Now this pickle file and json file will be used by our Python flask server, in model deployment which we will discuss below
5. Model Deployment
We will use Python Flask server, which will act as a back-end server to provide all the required data that will be asked by the front-end client. The front-end part is written in basic HTML and CSS(which we will not discuss here, you can refer to all the code in my Github repository). We have used Jquery to do get and post calls to our back-end Flask server to retrieve the data.
The above part does ‘get’ calls to our backend server to retrieve the location and area_types , so that when the website page is loaded, all the location and area_types are already pre-filled in a dropdown menu.
These functions: getbath(), getbhk() and getbalcony() gets the data that user inputs in the website and stores it on the basis of Element id.
This function estimate() is the main function that gets all the data entered by the user in the website and then does ‘post’ call to our backend server to get the final selling price of the house
Below is the code for our app.py file, which runs through Flask server. Always remember that execution of our project will start from this file app.py
- Initialize the flask server and load the model and columns.
2. Redirect the home screen to our HTML file “home.html”
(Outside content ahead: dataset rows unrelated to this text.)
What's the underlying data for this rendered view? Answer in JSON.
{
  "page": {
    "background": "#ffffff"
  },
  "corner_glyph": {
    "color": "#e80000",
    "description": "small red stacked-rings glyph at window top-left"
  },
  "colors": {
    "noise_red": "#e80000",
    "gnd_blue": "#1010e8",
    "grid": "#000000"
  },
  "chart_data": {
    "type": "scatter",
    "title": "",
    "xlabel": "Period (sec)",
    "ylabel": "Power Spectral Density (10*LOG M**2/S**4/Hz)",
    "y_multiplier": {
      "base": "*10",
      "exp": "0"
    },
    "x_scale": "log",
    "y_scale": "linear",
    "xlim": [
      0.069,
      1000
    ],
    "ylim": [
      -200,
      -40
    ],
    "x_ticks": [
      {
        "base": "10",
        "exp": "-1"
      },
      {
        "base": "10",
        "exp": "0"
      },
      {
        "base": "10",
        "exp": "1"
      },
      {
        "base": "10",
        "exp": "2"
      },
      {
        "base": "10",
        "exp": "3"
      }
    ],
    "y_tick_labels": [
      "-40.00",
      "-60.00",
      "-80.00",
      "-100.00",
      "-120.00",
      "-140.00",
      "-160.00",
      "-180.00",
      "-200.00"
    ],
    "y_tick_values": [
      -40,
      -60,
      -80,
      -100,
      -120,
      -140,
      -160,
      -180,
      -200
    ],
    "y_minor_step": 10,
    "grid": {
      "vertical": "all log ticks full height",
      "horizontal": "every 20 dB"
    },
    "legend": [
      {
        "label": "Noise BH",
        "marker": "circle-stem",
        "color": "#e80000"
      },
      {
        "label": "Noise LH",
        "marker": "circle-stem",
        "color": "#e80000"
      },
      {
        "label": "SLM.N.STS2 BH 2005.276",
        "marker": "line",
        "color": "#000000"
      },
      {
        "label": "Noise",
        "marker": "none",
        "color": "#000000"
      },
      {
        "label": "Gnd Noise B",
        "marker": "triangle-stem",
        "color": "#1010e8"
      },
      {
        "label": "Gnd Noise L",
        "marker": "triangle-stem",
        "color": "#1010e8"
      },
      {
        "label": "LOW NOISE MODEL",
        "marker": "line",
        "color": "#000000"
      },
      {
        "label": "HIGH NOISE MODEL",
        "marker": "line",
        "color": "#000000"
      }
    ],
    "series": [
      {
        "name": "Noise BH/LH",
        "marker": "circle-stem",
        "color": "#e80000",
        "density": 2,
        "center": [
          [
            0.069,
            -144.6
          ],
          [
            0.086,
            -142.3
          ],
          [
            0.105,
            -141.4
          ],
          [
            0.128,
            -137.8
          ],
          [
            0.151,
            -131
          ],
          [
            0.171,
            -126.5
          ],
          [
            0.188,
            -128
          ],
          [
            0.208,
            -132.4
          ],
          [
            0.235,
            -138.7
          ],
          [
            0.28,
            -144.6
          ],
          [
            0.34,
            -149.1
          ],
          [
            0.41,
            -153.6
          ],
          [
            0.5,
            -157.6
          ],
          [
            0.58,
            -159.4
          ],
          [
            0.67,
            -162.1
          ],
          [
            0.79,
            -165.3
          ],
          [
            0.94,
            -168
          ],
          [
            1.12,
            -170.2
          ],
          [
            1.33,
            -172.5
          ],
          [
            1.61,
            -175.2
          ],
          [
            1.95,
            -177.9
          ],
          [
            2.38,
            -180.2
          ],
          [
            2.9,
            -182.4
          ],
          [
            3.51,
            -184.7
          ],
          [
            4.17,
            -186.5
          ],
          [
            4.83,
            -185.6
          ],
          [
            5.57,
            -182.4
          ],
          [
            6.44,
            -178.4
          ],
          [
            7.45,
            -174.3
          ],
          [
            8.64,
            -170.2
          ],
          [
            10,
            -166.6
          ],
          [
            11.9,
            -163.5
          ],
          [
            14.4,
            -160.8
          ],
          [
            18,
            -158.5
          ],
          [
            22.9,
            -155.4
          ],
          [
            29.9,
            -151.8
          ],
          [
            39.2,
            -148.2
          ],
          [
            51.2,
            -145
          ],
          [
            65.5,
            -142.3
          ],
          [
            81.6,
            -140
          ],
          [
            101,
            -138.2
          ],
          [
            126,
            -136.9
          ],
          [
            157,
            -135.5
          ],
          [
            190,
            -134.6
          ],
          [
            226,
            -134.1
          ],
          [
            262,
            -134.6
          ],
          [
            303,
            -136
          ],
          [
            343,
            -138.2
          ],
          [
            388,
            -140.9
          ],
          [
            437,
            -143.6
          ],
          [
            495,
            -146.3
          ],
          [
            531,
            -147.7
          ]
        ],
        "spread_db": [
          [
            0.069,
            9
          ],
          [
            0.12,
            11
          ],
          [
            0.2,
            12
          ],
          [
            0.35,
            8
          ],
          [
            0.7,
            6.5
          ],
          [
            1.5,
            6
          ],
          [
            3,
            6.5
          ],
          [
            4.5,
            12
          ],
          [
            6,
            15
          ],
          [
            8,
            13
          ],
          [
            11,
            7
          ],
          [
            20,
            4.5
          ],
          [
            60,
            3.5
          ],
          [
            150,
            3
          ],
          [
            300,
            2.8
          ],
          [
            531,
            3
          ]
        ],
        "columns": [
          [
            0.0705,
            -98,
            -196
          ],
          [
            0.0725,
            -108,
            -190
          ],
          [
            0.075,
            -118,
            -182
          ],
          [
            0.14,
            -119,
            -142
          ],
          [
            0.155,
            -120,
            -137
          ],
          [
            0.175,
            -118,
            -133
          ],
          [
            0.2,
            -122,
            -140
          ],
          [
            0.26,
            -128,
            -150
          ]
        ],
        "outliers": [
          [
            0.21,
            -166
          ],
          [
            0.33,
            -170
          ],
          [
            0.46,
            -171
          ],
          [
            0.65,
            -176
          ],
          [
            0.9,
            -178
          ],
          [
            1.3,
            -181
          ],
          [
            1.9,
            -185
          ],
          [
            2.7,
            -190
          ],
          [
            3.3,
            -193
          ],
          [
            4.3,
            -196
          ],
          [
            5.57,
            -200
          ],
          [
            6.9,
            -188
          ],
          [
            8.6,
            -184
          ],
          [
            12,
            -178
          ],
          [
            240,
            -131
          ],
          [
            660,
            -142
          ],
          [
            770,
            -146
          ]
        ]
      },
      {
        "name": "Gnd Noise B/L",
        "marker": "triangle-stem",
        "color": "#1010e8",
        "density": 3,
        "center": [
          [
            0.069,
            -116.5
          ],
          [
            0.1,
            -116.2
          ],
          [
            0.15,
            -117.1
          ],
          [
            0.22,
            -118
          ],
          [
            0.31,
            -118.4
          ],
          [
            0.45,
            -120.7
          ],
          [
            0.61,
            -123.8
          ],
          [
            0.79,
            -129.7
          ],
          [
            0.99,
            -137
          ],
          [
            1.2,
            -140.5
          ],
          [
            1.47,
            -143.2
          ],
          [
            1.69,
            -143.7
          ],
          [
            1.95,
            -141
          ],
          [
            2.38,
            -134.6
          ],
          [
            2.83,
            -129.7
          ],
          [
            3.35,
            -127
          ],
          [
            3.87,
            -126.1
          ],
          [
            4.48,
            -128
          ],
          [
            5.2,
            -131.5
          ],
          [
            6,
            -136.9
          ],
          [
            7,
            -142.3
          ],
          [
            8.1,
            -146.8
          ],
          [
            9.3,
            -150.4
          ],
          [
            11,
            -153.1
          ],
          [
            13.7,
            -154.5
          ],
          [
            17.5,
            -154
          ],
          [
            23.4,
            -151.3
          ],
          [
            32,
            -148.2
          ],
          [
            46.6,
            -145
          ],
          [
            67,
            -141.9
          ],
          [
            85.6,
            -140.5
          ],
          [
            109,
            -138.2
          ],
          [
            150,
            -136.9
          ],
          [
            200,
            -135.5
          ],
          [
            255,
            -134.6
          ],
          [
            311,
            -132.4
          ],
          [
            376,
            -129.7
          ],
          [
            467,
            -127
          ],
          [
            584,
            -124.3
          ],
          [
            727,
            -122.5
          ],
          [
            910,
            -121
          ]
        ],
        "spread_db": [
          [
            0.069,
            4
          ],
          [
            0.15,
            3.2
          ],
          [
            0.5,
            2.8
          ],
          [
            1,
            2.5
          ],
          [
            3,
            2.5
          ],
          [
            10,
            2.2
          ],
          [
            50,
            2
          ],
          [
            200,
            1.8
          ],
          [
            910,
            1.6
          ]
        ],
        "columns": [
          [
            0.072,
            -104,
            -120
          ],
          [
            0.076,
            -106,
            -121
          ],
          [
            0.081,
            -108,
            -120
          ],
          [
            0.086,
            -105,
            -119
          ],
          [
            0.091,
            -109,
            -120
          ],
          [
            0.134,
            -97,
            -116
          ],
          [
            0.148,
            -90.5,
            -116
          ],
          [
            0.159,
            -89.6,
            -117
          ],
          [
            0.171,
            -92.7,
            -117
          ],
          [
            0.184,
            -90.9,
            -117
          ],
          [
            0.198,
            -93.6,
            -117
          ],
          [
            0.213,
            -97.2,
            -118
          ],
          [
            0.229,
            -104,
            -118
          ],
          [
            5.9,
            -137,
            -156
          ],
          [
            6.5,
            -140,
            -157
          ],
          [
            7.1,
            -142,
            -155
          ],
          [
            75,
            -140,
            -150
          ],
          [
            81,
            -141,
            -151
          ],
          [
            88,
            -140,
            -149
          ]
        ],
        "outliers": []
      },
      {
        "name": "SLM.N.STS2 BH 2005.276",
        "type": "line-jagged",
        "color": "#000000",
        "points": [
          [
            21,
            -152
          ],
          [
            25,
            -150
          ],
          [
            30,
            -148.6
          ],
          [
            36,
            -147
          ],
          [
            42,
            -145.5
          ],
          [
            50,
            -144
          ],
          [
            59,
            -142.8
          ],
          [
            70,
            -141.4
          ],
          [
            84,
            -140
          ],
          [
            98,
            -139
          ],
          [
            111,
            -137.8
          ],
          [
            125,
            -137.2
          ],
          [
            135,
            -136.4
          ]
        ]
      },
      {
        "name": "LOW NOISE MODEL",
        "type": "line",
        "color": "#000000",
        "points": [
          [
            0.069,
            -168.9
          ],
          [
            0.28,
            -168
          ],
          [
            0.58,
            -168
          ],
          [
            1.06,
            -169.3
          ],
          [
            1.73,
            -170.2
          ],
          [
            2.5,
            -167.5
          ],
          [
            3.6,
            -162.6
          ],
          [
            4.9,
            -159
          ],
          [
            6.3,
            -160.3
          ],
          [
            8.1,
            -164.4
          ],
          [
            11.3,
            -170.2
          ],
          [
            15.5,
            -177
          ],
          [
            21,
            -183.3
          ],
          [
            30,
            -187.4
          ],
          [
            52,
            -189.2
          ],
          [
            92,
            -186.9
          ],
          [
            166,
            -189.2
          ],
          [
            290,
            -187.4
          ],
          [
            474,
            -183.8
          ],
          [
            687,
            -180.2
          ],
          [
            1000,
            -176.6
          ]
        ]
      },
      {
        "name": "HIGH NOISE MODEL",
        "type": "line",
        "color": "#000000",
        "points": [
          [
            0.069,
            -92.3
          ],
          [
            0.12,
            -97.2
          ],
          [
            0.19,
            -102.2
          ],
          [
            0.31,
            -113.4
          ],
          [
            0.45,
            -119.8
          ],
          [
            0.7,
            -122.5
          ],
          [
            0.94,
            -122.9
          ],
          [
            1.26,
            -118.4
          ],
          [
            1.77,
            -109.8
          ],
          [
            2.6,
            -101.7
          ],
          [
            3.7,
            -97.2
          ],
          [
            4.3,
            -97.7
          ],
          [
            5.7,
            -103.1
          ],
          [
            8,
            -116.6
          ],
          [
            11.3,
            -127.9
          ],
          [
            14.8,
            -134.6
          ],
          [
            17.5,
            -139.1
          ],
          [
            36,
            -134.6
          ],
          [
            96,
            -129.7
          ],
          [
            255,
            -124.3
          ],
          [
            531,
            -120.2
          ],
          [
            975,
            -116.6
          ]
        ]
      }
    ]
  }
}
3. Return the locations and area_types when ‘get’ calls are done to pre-fill the website ,on loading, with all the locations and area types
4. Return the final predicted price when ‘post’ call is done with all the required input parameters provided by user
5. Now run the Flask app inside main, keeping debug mode as True
When you will run this file, you will see your output in localhost. But others can’t see your project, until and unless you deploy it in some application. For that we will use Heroku. For deploying in Heroku, apart from all these files, we require 2 more files, Procfile and requirements.txt
Procfile content -> web: gunicorn app:app
Here 1st app is the name of the file that will be executed 1st, here it is app.py. 2nd app is the name of the Flask server
requirements.txt -> This is a text file which contains all the imported libraries and their versions. In order to generate requirements.txt, go to the Project folder and in Windows Power Shell/command Prompt, type:
pip freeze > requirements.txt
Now create a Github repository and add all these files in your repo. After that, connect your Github Repo from Heroku,give an appropriate app name and then deploy. You can see your deployed website and share to others. That’s it!! Congrats! your end-to-end ML project is done!